We've wondered for years, but just recently heard it from a neurologist.*

Part of that delay was our own ignorance and misunderstanding about what Autism looks like in real life.

Yes, everyone has heard of Autism.

However, hearing about something does not bring understanding. There are many people still that know little about autism. Many don't understand that every child with autism is different and that there is a huge variety in both in their abilities and their disabilities....that's why it's called a Spectrum.

My boys are not just part of a statistic. They are two of the best things that have ever happened to me. They are brilliant, funny, handsome and quirky. They also have many struggles and many unanswered questions about their future.

After a bit of chewing on all of this, I had a talk with my boys and then I jumped in the ring... for them.

Awareness is the beginning spark to helping them find support in a world that is often difficult to navigate. Three times in recent months, we've heard some variation of "If you are 11, why do you act like you are 5?" These are not the words of a bully. It's not coming from a motivation of teasing or degrading (though we've dealt with bullying, teasing in the past too). They are sincere words from the mouths of children that don't understand, with parents that do not understand.

From outside, a blue light illuminates the front of the house differently than the white one we usually have out there. That doesn't mean much if you are driving by late at night. We don't live in a neighborhood. I'm not sure anyone will see our blue light and think twice about it. It's doubtful that anyone will wonder if it's connected to Autism.

That's okay.

If it sparked a conversation that would be great, but our real reason for it is much more personal and inward focused.

For those of us that live in this house the perspective is a little different tonight as we Light it up Blue for World Autism Awareness Day.

The blue light changes everything that we usually see.

To Jerald and Aaron it shows them their family loves them, supports them and accepts them.

To the rest of us, it reminds us that while the light might look a little different it is no less a light in the darkness...just like Jerald and Aaron...not more, not less...just a little different.

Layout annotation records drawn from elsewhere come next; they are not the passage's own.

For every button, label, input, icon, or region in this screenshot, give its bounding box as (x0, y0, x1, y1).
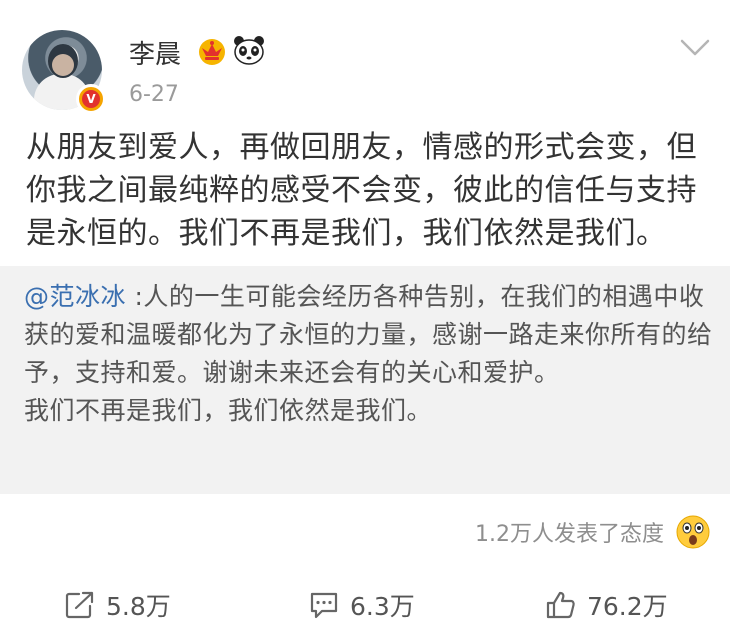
post-text: 从朋友到爱人，再做回朋友，情感的形式会变，但你我之间最纯粹的感受不会变，彼此的信… (26, 130, 697, 251)
post-date: 6-27 (129, 82, 179, 107)
panda-icon[interactable] (232, 34, 266, 66)
repost-separator: : (126, 282, 144, 311)
comment-icon (310, 592, 338, 619)
repost-icon (65, 591, 94, 619)
like-count: 76.2万 (587, 592, 668, 621)
crown-icon[interactable] (196, 36, 228, 66)
reaction-text: 1.2万人发表了态度 (475, 522, 664, 547)
repost-card[interactable]: @范冰冰 :人的一生可能会经历各种告别，在我们的相遇中收获的爱和温暖都化为了永恒… (0, 266, 730, 494)
verified-v-icon: V (76, 84, 106, 114)
comment-button[interactable]: 6.3万 (308, 585, 415, 625)
repost-button[interactable]: 5.8万 (64, 585, 171, 625)
chevron-down-icon[interactable] (680, 38, 710, 58)
surprise-emoji-icon[interactable] (675, 514, 711, 550)
avatar[interactable]: V (22, 30, 106, 114)
repost-count: 5.8万 (106, 592, 171, 621)
author-name[interactable]: 李晨 (129, 34, 181, 71)
repost-author-link[interactable]: @范冰冰 (24, 282, 126, 311)
action-bar: 5.8万 6.3万 76.2万 (0, 575, 730, 635)
like-button[interactable]: 76.2万 (545, 585, 668, 625)
thumbs-up-icon (546, 591, 575, 619)
post-header: V 李晨 6-27 (0, 0, 730, 120)
repost-content: @范冰冰 :人的一生可能会经历各种告别，在我们的相遇中收获的爱和温暖都化为了永恒… (24, 278, 714, 430)
reaction-summary[interactable]: 1.2万人发表了态度 (0, 506, 730, 556)
comment-count: 6.3万 (350, 592, 415, 621)
repost-text-line2: 我们不再是我们，我们依然是我们。 (24, 396, 433, 425)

Awareness is the beginning of understanding, so I change my profile picture, I'm going to talk about it on my blog (along with the other things we face), I light my front porch blue and little by little I hope that it makes a difference for my boys and others on the autism spectrum.









*in the interest of full disclosure, the diagnosis is not official yet, as we need to complete some evaluations first, but it is our opinion and that of the neurologist that they are both on the spectrum...I'll be blogging soon about our journey to this point.